INTRODUCTION: Delayed higher-degree atrioventricular (AV) block can develop after slow pathway ablation for AV nodal reentrant tachycardia with a preexisting first-degree AV block. Retrograde fast pathway ablation is considered as an alternative approach for patients with a markedly prolonged PR interval and no demonstrable anterograde fast pathway function at baseline. This study aimed to determine the long-term reliability of AV conduction after retrograde fast pathway ablation in comparison to slow pathway ablation in patients with AV nodal reentrant tachycardia and a first-degree AV block at baseline.

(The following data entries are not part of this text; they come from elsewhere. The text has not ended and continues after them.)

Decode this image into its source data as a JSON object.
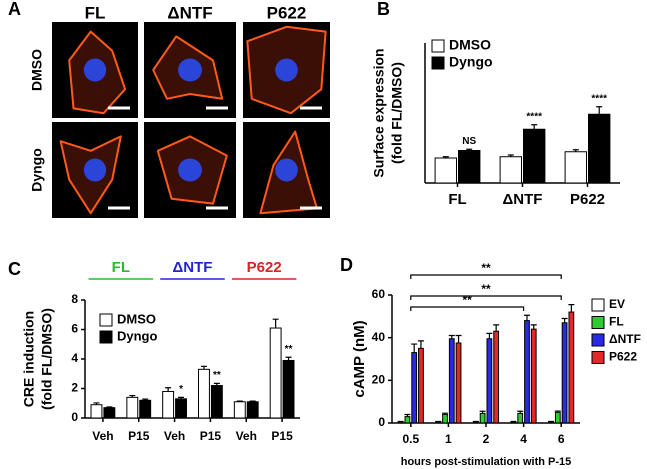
{
  "panel_labels": [
    "A",
    "B",
    "C",
    "D"
  ],
  "panel_a": {
    "columns": [
      "FL",
      "ΔNTF",
      "P622"
    ],
    "rows": [
      "DMSO",
      "Dyngo"
    ]
  },
  "chart_data": [
    {
      "type": "bar",
      "y_label": [
        "Surface expression",
        "(fold FL/DMSO)"
      ],
      "categories": [
        "FL",
        "ΔNTF",
        "P622"
      ],
      "ylim": [
        0,
        5.6
      ],
      "series": [
        {
          "name": "DMSO",
          "color": "#ffffff",
          "values": [
            1.0,
            1.05,
            1.25
          ],
          "errors": [
            0.05,
            0.07,
            0.08
          ]
        },
        {
          "name": "Dyngo",
          "color": "#000000",
          "values": [
            1.3,
            2.15,
            2.75
          ],
          "errors": [
            0.05,
            0.18,
            0.3
          ],
          "annotations": [
            "NS",
            "****",
            "****"
          ]
        }
      ]
    },
    {
      "type": "bar",
      "y_label": [
        "CRE induction",
        "(fold FL/DMSO)"
      ],
      "groups": [
        {
          "name": "FL",
          "color": "#2db82d"
        },
        {
          "name": "ΔNTF",
          "color": "#2323d6"
        },
        {
          "name": "P622",
          "color": "#d62323"
        }
      ],
      "categories": [
        "Veh",
        "P15",
        "Veh",
        "P15",
        "Veh",
        "P15"
      ],
      "ylim": [
        0,
        8
      ],
      "yticks": [
        0,
        2,
        4,
        6,
        8
      ],
      "series": [
        {
          "name": "DMSO",
          "color": "#ffffff",
          "values": [
            0.9,
            1.4,
            1.8,
            3.3,
            1.1,
            6.1
          ],
          "errors": [
            0.12,
            0.12,
            0.25,
            0.2,
            0.05,
            0.6
          ]
        },
        {
          "name": "Dyngo",
          "color": "#000000",
          "values": [
            0.7,
            1.2,
            1.3,
            2.2,
            1.1,
            3.9
          ],
          "errors": [
            0.05,
            0.08,
            0.1,
            0.15,
            0.05,
            0.22
          ],
          "annotations": [
            null,
            null,
            "*",
            "**",
            null,
            "**"
          ]
        }
      ]
    },
    {
      "type": "bar",
      "y_label": [
        "cAMP (nM)"
      ],
      "x_label": "hours post-stimulation with P-15",
      "categories": [
        "0.5",
        "1",
        "2",
        "4",
        "6"
      ],
      "ylim": [
        0,
        60
      ],
      "yticks": [
        0,
        20,
        40,
        60
      ],
      "series": [
        {
          "name": "EV",
          "color": "#ffffff",
          "values": [
            0.5,
            0.5,
            0.5,
            0.5,
            0.5
          ],
          "errors": [
            0.2,
            0.2,
            0.2,
            0.2,
            0.2
          ]
        },
        {
          "name": "FL",
          "color": "#2ecc2e",
          "values": [
            3,
            4,
            4.5,
            4.5,
            5
          ],
          "errors": [
            1,
            0.6,
            1,
            1,
            0.6
          ]
        },
        {
          "name": "ΔNTF",
          "color": "#2a2ae0",
          "values": [
            33,
            39.5,
            39.5,
            48,
            47
          ],
          "errors": [
            4,
            1.5,
            2.5,
            2.5,
            2
          ]
        },
        {
          "name": "P622",
          "color": "#e02a2a",
          "values": [
            35,
            37.5,
            43,
            44,
            52
          ],
          "errors": [
            3.5,
            3.5,
            3,
            2,
            3.5
          ]
        }
      ],
      "brackets": [
        {
          "from": "0.5",
          "to": "6",
          "label": "**"
        },
        {
          "from": "0.5",
          "to": "6",
          "label": "**"
        },
        {
          "from": "0.5",
          "to": "4",
          "label": "**"
        }
      ]
    }
  ]
}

METHODS AND RESULTS: Among 43 patients with AV nodal reentrant tachycardia and a prolonged PR interval (defined as >or=200 msec), 10 patients without demonstrable dual pathway physiology underwent ablation of the retrograde fast pathway, and 33 patients with dual pathway physiology underwent slow pathway ablation. Persisting intraprocedural second- or third-degree AV block requiring pacemaker implantation occurred in one patient (10%) after retrograde fast pathway ablation and in one patient (3%) after slow pathway ablation. During the long-term follow-up of 61 +/- 39 months after retrograde fast pathway ablation, no delayed second- or third-degree AV block occurred, and the PR interval remained unchanged (308 +/- 60 msec vs 304 +/- 52 msec). During the follow-up of 37 +/- 25 months after slow pathway ablation, a delayed complete heart block developed in two patients, and a second-degree AV block developed in two patients. Three patients aged 66, 75, and 76 years died suddenly of unknown cause 4, 16, and 48 months following slow pathway ablation, respectively.

CONCLUSIONS: Slow pathway ablation was associated with a significant risk of a delayed higher-degree AV block in patients with AV nodal reentrant tachycardia and a prolonged PR interval at baseline. Retrograde fast pathway ablation for patients with a first-degree AV block and no demonstrable dual pathway physiology was associated with a higher intraprocedural risk of complete AV block but did not result in the development of higher-degree AV block during the long-term follow-up of up to 9 years.